Fremont Peak Park
4357 Palatine Ave N
Fremont Peak Park is a half-acre park on a bluff in the Fremont neighborhood just south of N. 45th Street at 4357 Palatine Ave. N. The neighborhoods street are quite narrow and the road up to the park is fairly steep. Park on the left side of the street and make sure your tires are set to the curp and your parking break works: )
The park opened to the public on November 10, 2007 and features native plants, artifacts, integrated art projects and short walking trails that showcase the how landscape and art can work together in a public space.
The park has two main design concepts: one mythological, the other cosmological. The mythological elements stem from the idea of mapping a ritualistic path out to view. It is based on the Greek myth in which Ariande gave Theseus the end of a spool of thread that he unwound as he made his way through the labyrinth to slay the Minotaur. In this park the labyrinth is represented by concrete walls. Ariadne’s silver thread begins as a spool at the entry, then moves into the sidewalk paving, picks up again along a path through the woods, and terminates in a Y embedded in the view terrace, with legs pointing to locations of the sunset at the winter and summer solstices.
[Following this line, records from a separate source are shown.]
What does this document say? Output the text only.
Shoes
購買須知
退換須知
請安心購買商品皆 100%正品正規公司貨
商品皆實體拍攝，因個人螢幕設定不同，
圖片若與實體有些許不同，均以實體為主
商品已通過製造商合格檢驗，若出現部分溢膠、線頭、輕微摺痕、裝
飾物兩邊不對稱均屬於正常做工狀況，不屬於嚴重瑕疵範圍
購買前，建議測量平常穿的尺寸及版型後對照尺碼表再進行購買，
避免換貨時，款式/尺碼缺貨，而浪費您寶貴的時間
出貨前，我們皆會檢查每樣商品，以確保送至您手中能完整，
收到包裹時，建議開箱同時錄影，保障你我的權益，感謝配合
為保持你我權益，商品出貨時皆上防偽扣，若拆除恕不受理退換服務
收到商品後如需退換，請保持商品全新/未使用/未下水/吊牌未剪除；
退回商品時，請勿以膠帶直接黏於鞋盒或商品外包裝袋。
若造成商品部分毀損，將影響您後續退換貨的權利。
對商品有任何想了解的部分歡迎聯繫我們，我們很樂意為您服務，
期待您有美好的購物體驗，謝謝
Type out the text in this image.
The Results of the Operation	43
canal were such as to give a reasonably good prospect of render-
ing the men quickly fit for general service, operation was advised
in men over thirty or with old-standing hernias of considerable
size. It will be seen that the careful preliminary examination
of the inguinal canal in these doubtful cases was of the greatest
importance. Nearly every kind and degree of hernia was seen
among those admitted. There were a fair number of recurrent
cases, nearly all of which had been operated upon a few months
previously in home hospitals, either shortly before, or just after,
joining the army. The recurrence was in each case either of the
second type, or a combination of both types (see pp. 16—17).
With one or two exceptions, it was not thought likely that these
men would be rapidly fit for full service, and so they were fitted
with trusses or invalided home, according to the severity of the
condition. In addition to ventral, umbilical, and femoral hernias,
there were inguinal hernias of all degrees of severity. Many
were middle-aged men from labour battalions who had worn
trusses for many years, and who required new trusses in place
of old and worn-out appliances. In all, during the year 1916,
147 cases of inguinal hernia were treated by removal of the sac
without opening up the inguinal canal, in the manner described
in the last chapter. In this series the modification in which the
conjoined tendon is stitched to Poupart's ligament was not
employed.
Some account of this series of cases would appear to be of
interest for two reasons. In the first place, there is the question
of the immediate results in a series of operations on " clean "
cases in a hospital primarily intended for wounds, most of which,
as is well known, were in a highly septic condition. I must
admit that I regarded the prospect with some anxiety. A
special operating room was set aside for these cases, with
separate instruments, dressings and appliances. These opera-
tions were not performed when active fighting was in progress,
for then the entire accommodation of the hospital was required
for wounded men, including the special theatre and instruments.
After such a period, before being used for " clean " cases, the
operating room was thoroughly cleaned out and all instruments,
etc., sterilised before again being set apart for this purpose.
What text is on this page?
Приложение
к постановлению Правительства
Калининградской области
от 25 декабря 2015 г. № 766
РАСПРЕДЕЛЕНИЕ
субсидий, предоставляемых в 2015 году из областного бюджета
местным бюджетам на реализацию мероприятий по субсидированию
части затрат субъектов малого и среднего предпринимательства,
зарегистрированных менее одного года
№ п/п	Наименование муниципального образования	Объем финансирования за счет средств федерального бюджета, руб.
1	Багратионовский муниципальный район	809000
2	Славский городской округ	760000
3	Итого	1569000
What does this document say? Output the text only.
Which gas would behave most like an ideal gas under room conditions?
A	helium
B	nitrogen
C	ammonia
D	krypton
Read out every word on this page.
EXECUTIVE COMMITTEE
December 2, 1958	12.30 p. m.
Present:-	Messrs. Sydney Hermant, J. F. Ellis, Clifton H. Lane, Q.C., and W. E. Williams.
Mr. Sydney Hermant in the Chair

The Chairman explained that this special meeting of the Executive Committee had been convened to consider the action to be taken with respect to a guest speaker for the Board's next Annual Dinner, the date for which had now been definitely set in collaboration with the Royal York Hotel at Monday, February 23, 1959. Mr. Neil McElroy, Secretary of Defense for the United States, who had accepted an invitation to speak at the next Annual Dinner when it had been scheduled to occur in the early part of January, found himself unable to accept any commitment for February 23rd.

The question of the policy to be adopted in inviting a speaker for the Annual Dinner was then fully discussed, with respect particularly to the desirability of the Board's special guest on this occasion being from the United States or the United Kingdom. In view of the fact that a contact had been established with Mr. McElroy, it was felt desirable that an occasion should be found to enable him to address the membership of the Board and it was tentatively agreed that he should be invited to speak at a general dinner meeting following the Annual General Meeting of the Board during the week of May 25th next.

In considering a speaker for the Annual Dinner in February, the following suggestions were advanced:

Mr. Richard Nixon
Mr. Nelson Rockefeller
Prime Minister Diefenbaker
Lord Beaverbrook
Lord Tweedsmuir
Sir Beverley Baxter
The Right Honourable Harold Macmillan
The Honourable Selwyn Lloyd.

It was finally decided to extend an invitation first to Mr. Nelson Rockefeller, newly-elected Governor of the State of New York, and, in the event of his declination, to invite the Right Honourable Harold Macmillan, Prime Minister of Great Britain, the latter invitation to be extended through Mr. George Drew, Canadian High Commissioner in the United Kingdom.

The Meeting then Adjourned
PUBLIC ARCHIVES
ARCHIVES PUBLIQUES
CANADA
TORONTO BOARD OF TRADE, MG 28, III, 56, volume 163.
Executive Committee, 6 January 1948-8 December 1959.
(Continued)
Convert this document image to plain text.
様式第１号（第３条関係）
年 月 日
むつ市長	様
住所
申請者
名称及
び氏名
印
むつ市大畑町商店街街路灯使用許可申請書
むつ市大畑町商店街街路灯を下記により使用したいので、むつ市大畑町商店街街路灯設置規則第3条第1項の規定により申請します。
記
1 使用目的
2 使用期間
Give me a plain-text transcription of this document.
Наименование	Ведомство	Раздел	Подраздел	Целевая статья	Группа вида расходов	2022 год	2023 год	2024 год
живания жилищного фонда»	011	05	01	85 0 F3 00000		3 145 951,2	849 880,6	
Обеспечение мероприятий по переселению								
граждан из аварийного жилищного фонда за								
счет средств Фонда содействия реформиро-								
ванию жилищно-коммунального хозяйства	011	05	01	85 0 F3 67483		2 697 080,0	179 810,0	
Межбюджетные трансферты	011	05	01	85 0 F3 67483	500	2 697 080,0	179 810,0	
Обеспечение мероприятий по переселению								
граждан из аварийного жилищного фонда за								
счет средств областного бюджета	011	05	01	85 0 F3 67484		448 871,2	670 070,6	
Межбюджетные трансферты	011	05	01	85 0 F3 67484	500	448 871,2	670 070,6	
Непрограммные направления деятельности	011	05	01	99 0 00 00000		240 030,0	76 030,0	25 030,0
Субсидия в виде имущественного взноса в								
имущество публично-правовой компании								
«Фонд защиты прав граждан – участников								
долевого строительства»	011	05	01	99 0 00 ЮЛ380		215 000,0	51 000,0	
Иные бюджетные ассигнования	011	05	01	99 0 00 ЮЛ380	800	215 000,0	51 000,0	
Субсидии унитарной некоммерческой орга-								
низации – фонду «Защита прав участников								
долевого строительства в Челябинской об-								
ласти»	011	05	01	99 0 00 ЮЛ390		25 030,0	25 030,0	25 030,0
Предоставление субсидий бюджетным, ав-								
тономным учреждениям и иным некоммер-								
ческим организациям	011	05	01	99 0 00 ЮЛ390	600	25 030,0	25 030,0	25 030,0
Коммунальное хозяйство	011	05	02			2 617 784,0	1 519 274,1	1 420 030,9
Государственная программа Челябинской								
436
The cosmological aspect of the park ties into the myth, and is also a link to Fremont’s self-proclaimed identity as the “Center of the Universe." The solstice lines at the view terrace and moon paving at the entrance reference solar and lunar cycles. There are two locations where pipes in the patterns of constellations are embedded in walls, and the seating boulders in the view terrace are in the pattern of the constellation Corona Borealis, or Ariadne’s crown.